Même si des CMS (système de gestion de contenu) comme Drupal ou WordPress facilitent grandement les activités de développement, leur permettant d’intégrer des axes de sécurité très prononcés, cela n’empêche pas encore et toujours à ces vulnérabilités critiques de passer les cycles de développement et de se retrouver tranquillement en production.

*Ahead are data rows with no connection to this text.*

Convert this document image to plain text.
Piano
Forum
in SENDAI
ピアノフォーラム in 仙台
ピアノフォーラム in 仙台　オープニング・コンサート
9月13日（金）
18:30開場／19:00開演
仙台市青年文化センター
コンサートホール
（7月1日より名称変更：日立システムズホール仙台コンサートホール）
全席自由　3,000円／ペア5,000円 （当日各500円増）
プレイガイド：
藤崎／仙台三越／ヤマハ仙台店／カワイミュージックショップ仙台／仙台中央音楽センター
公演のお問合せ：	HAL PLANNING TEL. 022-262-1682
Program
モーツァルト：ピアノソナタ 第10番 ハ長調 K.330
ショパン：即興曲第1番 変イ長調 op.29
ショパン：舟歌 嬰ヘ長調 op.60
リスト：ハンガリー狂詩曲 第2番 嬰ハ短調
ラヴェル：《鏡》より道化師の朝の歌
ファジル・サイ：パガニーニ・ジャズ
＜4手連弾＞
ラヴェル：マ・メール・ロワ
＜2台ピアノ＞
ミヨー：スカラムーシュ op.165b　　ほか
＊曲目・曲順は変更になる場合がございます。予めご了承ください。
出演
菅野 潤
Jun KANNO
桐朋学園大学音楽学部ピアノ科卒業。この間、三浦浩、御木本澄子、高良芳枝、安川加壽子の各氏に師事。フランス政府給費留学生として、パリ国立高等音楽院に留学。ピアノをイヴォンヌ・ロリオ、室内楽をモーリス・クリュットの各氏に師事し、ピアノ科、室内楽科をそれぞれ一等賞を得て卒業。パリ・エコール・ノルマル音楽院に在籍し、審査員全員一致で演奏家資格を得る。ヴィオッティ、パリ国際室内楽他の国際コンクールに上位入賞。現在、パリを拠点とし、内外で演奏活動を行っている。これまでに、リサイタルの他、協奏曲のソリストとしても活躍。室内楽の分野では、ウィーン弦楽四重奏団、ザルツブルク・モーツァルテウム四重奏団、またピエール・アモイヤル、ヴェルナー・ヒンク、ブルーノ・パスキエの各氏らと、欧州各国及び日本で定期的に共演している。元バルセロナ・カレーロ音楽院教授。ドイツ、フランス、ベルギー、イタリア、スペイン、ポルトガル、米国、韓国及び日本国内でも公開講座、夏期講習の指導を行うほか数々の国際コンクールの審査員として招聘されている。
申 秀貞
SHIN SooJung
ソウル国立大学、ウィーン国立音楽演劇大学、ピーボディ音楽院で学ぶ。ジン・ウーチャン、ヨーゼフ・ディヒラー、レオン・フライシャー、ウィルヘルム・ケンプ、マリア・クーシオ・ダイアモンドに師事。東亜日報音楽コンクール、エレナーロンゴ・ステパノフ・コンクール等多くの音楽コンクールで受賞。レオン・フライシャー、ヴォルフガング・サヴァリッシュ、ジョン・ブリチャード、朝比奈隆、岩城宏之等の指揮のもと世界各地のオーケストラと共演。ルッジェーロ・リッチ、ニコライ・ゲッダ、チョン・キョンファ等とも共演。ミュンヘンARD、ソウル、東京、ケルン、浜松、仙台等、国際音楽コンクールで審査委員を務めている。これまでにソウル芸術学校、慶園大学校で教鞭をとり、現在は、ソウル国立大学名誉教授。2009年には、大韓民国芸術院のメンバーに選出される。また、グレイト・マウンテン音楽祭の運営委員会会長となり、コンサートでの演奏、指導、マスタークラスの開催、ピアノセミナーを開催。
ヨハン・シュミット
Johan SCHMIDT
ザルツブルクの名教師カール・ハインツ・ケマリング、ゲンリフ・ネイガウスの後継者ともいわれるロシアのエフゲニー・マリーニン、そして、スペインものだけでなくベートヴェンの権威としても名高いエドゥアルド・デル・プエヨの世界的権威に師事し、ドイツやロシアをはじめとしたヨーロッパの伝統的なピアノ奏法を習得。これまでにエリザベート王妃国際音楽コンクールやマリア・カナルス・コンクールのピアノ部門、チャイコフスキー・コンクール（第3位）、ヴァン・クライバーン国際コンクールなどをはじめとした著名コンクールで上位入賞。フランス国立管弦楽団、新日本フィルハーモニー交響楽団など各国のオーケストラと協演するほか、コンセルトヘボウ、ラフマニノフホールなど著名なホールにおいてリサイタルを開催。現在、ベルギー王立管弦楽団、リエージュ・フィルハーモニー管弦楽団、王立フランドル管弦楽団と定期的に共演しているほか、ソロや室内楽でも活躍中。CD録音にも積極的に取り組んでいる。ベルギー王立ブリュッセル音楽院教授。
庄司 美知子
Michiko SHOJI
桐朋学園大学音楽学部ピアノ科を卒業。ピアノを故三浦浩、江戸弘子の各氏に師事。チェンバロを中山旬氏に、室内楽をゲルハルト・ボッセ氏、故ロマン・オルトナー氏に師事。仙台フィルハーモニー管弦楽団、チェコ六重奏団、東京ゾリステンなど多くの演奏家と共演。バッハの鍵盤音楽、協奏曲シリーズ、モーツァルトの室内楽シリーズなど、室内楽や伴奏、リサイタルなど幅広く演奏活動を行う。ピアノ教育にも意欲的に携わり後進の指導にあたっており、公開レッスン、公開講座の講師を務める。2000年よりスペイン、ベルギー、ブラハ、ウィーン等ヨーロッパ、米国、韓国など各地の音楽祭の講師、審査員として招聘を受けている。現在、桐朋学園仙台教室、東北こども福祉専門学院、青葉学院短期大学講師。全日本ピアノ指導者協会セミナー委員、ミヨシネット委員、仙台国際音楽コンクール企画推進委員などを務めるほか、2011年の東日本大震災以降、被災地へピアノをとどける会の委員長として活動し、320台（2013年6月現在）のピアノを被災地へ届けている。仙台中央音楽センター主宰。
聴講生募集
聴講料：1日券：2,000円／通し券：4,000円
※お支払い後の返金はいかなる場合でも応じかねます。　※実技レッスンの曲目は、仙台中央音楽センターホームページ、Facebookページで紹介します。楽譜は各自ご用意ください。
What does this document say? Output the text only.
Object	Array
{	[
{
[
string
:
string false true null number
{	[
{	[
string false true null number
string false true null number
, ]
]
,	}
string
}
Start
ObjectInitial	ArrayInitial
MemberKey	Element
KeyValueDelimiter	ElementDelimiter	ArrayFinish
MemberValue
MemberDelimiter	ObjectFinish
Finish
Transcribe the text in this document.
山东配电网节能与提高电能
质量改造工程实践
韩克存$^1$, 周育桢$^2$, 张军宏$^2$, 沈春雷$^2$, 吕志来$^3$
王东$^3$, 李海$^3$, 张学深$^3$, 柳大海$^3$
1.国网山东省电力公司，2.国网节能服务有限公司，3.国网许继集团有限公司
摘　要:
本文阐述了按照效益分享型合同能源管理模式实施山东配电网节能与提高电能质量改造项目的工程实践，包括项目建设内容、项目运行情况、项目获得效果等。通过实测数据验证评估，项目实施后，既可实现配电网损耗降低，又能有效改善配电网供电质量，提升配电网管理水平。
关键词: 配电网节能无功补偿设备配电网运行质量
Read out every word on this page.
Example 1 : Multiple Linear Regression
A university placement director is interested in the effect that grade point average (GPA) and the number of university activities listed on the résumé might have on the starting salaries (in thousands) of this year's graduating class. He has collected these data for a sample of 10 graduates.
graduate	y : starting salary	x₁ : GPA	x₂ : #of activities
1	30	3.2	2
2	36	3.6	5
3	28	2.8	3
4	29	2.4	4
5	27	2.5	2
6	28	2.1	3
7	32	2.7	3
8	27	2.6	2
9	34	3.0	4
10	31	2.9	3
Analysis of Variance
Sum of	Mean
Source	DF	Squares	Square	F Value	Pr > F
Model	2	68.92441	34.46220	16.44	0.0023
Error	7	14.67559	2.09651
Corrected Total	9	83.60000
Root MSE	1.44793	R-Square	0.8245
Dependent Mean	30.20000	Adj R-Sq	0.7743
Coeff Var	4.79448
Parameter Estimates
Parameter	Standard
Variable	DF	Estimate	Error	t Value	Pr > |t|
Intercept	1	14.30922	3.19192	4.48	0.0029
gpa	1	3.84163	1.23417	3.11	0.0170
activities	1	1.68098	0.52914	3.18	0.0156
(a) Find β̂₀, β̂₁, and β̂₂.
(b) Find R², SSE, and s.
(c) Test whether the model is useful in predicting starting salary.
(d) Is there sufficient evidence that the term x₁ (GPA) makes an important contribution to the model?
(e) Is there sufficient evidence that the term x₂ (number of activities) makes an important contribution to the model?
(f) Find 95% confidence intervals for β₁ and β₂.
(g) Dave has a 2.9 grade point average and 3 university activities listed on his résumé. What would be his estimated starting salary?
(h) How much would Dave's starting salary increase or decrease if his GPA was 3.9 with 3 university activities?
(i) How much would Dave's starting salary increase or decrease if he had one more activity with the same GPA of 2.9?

Qu’il s’agisse des PME/ETI ou des grands groupes, les activités de développement sécurisé, quelque soit l’approche projet, la méthodologie, la ToolChain, la maturité reste majoritairement faible, ce qui ne permettra pas dans un futur proche de voir disparaitre ces vulnérabilités.
Vulnérabilité #5 :
Politique de mots de passe. Une vulnérabilité incontournable, encore présente dans le bilan 2019, et qui a encore de beaux jours devant elle, il s’agit de la faiblesse des politiques de mots de passe et autres mauvaises pratiques associées. Qu’il s’agisse de la très faible sensibilisation des employés, des dérogations abusives, des comptes par défaut (notamment de service), avec ou sans détour par Shodan à toutes fins utiles, l’usurpation de comptes via une attaque par bruteforce a fonctionné encore à merveille en 2019.
Le nom de l’entreprise 2019, les noms et prénoms, les personnages de fiction, … Autant d’éléments qui garnissent les nombreux dictionnaires des outils dédiés.
L’application d’une politique de mots de passe stricte, sans dérogation, le renforcement de la complexité des comptes de service et des profils administrateurs, ainsi que des actions récurrentes de sensibilisation et d’audit de robustesse sont à inscrire d’ores et déjà dans la roadmap des RSSI.
Conclusion : Concernant les vulnérabilités affectant les infrastructures et les applications de nos clients, certaines sont rencontrées chaque année, faisant partie de nos basiques à tester, d’autres font l’objet de la veille et de la réalisation de POC au profit de nos clients, avec la traduction de chaque vulnérabilité en risque métier, mettant en avant certaines difficultés énoncées dans ce rapport, qu’elles soient techniques, organisationnelles ou culturelles.
Bien entendu de nombreuses vulnérabilités critiques n’ont pas été énoncées dans ce rapport, car étant encore peu rencontrées, affectant des composants de base bien sécurisés, ou encore peu déployés chez nos clients (AWS, AZURE, SalesForce, Openstack, …), mais donnant des perspectives intéressantes pour l’année à venir.
Ainsi, 2019 et, nous en sommes convaincus, également 2020, a eu son lot de lieus communs qui font l’objet d’une constante sensibilisation et de plans d’actions pragmatiques de notre part, pour qu’au fil des mois le gain de maturité des différents acteurs soit (enfin) constaté.